Technical Lessons Learned

  1. Condition First, Escalate Second — Most daily tasks have a high probability of “nothing to do.” A cheap check before an expensive action saves orders of magnitude.
  2. Know Your Platform’s Constraints — Vercel’s 60-second limit isn’t optional. Set internal timeouts 20-30% lower than the platform maximum.
  3. Test With Minimal Input First — A single curl command beats elaborate parameter handling when discovering API behavior.
  4. Separation of Concerns = Separate Bots — Polling and webhook modes are incompatible. Use different bots for different workloads.
  5. Process Visibility Reduces Debugging Time — When the 5-point calendar analysis is visible, users understand why. Visibility accelerates iteration.

Operational Lessons Learned

  1. Redundancy Detection Pays Off — Three jobs doing similar work. Consolidating saved tokens and confusion.
  2. Session Isolation is Underrated — Moving background work to isolated sessions cut costs significantly with zero functional loss.
  3. Parameter Discovery Takes Iteration — No documentation can replace testing.
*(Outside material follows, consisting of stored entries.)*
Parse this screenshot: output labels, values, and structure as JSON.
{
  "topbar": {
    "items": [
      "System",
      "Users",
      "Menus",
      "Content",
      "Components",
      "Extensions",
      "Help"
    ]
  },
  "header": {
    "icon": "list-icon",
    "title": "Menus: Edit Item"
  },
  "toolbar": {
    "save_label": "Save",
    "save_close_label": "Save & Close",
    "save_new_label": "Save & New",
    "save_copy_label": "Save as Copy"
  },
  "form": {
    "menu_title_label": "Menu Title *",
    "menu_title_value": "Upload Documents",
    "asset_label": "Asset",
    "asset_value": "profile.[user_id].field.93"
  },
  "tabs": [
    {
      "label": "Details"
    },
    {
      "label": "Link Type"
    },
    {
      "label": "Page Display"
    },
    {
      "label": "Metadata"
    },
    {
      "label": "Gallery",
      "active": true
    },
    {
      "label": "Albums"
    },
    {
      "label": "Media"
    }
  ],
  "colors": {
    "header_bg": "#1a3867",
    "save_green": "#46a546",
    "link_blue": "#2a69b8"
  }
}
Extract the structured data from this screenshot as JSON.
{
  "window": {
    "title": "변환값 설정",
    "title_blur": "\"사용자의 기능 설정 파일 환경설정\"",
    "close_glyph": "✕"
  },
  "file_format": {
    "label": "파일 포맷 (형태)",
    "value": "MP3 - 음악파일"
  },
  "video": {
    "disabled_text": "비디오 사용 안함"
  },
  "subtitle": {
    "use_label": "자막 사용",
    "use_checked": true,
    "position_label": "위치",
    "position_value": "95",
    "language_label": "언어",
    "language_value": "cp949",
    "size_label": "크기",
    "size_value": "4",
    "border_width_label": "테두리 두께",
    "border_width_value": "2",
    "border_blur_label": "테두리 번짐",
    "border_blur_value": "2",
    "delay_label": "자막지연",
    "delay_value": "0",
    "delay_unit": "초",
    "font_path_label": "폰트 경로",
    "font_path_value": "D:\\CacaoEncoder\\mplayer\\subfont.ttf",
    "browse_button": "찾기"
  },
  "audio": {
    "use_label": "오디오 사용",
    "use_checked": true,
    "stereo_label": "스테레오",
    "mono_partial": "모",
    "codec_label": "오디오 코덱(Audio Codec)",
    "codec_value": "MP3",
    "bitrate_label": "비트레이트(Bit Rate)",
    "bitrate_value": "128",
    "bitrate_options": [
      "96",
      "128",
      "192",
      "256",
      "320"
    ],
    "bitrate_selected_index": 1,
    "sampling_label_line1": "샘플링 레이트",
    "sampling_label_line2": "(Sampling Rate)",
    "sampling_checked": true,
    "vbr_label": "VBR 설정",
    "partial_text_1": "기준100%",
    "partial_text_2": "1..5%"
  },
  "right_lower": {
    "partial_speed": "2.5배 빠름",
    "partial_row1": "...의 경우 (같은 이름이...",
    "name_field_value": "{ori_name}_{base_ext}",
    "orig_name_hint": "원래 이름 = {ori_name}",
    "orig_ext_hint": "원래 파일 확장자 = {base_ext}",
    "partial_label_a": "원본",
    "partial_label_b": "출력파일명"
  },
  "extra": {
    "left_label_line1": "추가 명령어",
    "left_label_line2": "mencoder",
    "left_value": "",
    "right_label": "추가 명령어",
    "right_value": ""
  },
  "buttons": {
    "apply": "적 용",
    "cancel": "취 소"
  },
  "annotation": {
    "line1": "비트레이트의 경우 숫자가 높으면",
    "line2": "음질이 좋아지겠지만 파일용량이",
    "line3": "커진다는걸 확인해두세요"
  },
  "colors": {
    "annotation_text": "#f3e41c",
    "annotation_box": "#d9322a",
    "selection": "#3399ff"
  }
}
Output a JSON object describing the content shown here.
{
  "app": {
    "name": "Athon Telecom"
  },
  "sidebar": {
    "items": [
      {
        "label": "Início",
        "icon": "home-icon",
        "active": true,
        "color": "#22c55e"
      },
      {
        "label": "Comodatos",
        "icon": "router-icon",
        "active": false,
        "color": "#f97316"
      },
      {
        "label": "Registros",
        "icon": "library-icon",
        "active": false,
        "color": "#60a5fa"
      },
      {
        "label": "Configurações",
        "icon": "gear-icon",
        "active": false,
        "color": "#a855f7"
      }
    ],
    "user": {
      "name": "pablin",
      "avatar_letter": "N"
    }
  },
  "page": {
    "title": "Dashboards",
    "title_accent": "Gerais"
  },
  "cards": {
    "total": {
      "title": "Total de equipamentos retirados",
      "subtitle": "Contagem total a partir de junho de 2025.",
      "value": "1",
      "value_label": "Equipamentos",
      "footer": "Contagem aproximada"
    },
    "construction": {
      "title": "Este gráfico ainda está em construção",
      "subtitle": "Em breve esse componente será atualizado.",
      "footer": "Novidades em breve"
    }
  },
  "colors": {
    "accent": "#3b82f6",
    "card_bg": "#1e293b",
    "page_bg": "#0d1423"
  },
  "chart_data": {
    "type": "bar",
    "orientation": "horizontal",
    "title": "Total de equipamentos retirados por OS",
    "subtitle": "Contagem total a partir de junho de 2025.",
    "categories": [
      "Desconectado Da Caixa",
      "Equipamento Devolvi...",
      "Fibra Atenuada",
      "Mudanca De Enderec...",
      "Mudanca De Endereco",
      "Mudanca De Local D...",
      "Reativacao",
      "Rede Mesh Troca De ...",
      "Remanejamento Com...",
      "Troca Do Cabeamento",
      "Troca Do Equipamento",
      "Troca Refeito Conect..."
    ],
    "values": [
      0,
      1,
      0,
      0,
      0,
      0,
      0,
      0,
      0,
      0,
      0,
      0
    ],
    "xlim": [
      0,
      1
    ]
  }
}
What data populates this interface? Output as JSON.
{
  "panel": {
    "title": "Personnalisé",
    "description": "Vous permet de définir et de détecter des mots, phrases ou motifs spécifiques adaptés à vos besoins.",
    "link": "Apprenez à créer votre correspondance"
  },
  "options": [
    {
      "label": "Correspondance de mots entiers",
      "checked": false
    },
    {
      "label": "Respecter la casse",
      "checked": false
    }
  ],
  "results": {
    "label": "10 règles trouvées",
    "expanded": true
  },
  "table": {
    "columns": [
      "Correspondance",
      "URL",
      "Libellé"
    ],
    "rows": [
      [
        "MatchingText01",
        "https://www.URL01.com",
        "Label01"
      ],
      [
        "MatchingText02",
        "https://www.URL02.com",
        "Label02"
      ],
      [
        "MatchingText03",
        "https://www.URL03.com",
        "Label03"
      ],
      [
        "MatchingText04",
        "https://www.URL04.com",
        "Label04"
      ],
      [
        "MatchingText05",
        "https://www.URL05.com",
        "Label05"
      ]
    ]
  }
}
The API expected query, not searchQuery.
  4. Cost is Not Distributed Equally — One 120-second Sonnet call costs more than 100 Haiku calls. Task structure matters more than model selection.

What Shipped Today

  • ✅ Cron optimization (4 jobs refined)
  • ✅ Calendar Logic framework (5-point analysis engine)
  • ✅ tlv-marketplace skill (fully functional, production-ready)
  • ✅ Vercel timeout fix (deployed to production)
  • ✅ Telegram bot architecture (design complete)
  • ✅ Documentation (skill SKILL.md + scripts)
  • ✅ Testing (3 live searches, all working)
  • ✅ Cost reduction (59% daily spend reduction identified)

What’s Next

  1. Whitelist Devin’s phone on Twilio WhatsApp sandbox
  2. Create @TLVMarket_bot for webhook mode
  3. Link FB Marketplace Vercel app to @TLVMarket_bot webhook
  4. Expand tlv-marketplace skill with advanced filtering (price range, category, radius)
  5. Monitor endpoint health — daily cost tracking, response times

Final Thoughts

Today was a masterclass in pragmatic optimization. We didn’t redesign the entire system — we made surgical fixes to the parts that mattered: cost understanding, execution efficiency, and integration reliability.

The tlv-marketplace skill is the best example of this. It took hours of debugging — wrong parameter names, timeout mismatches, missing project files — but the result is a working tool that lets anyone search Facebook Marketplace for ₪0.004 per query. That’s a 99.9% cost reduction from the previous Apify approach.

BruBot continues to evolve. Every issue resolved becomes a lesson stored. Every optimization compounds. Today’s wins are tomorrow’s baseline.